Jakarta (Antara) – Direktur Eksekutif Pusat Studi Ekonomi dan Hukum (Celios) Bhima Yudhistira menyarankan pemerintah untuk menentukan potensi kerugian pajak atau pendapatan pajak.
“Saya pikir itu harus diperiksa sehingga insentif pajak lebih ditargetkan, maka potensi kerugian pajak dapat dikurangi.
Berdasarkan data dari Kementerian Keuangan (Kememansu), insentif pajak dari tahun 2023 hingga Rp362.5 triliun dalam produk domestik bruto (PDB).
Nilai ini meningkat 6,3 persen dibandingkan dengan 2022 tahun fiskal (TA) RP341,1 triliun dalam PDB.
“Itu (insentif perpajakan) sebagian tidak tepat pada target. Ini kami minta untuk dievaluasi kembali. Liburan pajak, lalu tunjangan pajak.
Selain menilai insentif pajak, Bhima mengatakan Celios juga mendukung pemerintah untuk mempromosikan sejumlah pajak baru, dan pajak warisan.
“Maka pajak terkait dengan properti atau rumah, harus dievaluasi,” katanya.
Bhima juga menyarankan bahwa pemerintah akan menjadi sistem UDNET Corretax, termasuk rekomendasi untuk koreksi di Coretax.

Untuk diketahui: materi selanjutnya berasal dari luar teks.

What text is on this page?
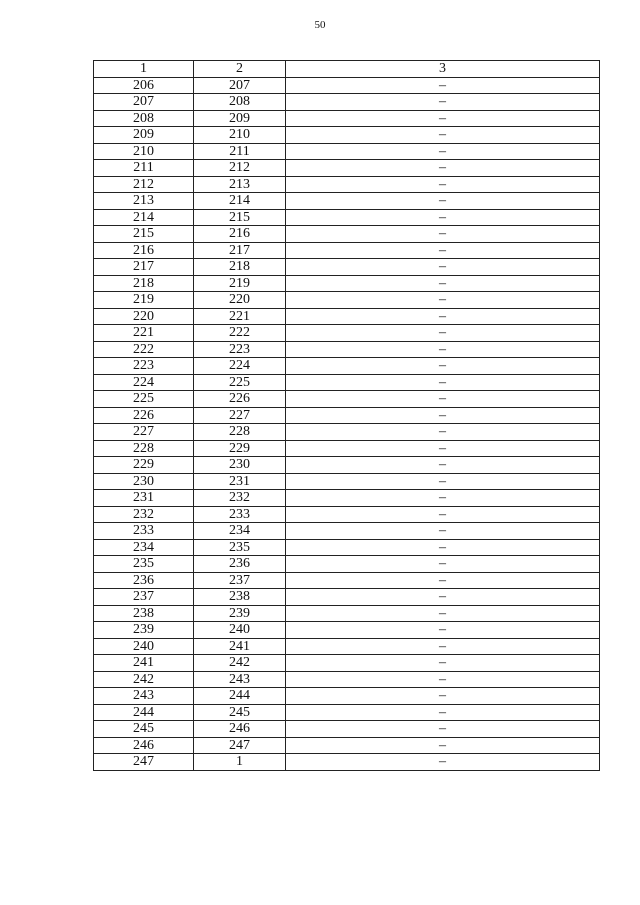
50
1	2	3
206	207	–
207	208	–
208	209	–
209	210	–
210	211	–
211	212	–
212	213	–
213	214	–
214	215	–
215	216	–
216	217	–
217	218	–
218	219	–
219	220	–
220	221	–
221	222	–
222	223	–
223	224	–
224	225	–
225	226	–
226	227	–
227	228	–
228	229	–
229	230	–
230	231	–
231	232	–
232	233	–
233	234	–
234	235	–
235	236	–
236	237	–
237	238	–
238	239	–
239	240	–
240	241	–
241	242	–
242	243	–
243	244	–
244	245	–
245	246	–
246	247	–
247	1	–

Ini bisa, misalnya dengan melakukan proyek percontohan sebelum sepenuhnya diimplementasikan di sebagian besar negara.
“Jadi ada 1-2 tahun untuk periode tes (melawan Coretax) orang dewasa,” katanya.
Menurutnya, peningkatan CORETAX penting karena sistem ini tidak hanya mencakup proses daftar pajak, pajak, dan investor pajak dalam perpajakan di Indonesia.
Pendapatan pajak dari Januari hingga Februari 2025 yang dicatat pada Rp187,8 triliun, berdasarkan data dari Kementerian Keuangan. Angka ini jatuh pada kenyataannya dibandingkan dengan yang dicapai pada waktu yang sama tahun lalu senilai RP269,02 triliun.
Bhima memeriksa dengan dua tanda utama pengurangan yang adil dalam pendapatan pajak, salah satunya terkait dengan masalah administrasi pajak.
Dia setuju bahwa setiap kali, pendapatan pajak awal biasanya rendah. Namun, ia ingat bahwa Administrasi Pajak Coretax tidak dirilis sebagai faktor dalam mengurangi pajak penghasilan di awal tahun.
“Coretax memiliki peran dominan, karena biasanya awal tahun untuk mendapatkan 60 juta tagihan pajak sebulan. Jadi ada hal -hal yang perlu menyelesaikan masalah ini,” kata Bhima.
Kecuali untuk masalah Corretax, masalah administrasi pajak yang mempengaruhi pendapatan kena pajak juga mencakup implementasi rata -rata tarif praktis (TER).
Kemudian, indikator lain, Bhima menambahkan bahwa pendapatan kena pajak pada awal 2025 tidak dapat dipisahkan dari situasi ekonomi yang terjadi di mana biaya ambisi enggan.
Ini juga menandai pekerjaan terbarukan (berhenti merokok) yang diadakan pada Januari-Februari 2025. Dengan jumlah kekesalan yang terjadi, pajak (PHF) rendah.
“Setelah industri manufaktur biasanya menghubungkan 30 persen dari total pendapatan pajak, sekarang hanya 25 persen. Ini berarti bahwa ada kualitas yang lebih lelah dalam inventaris,” kata Bhima.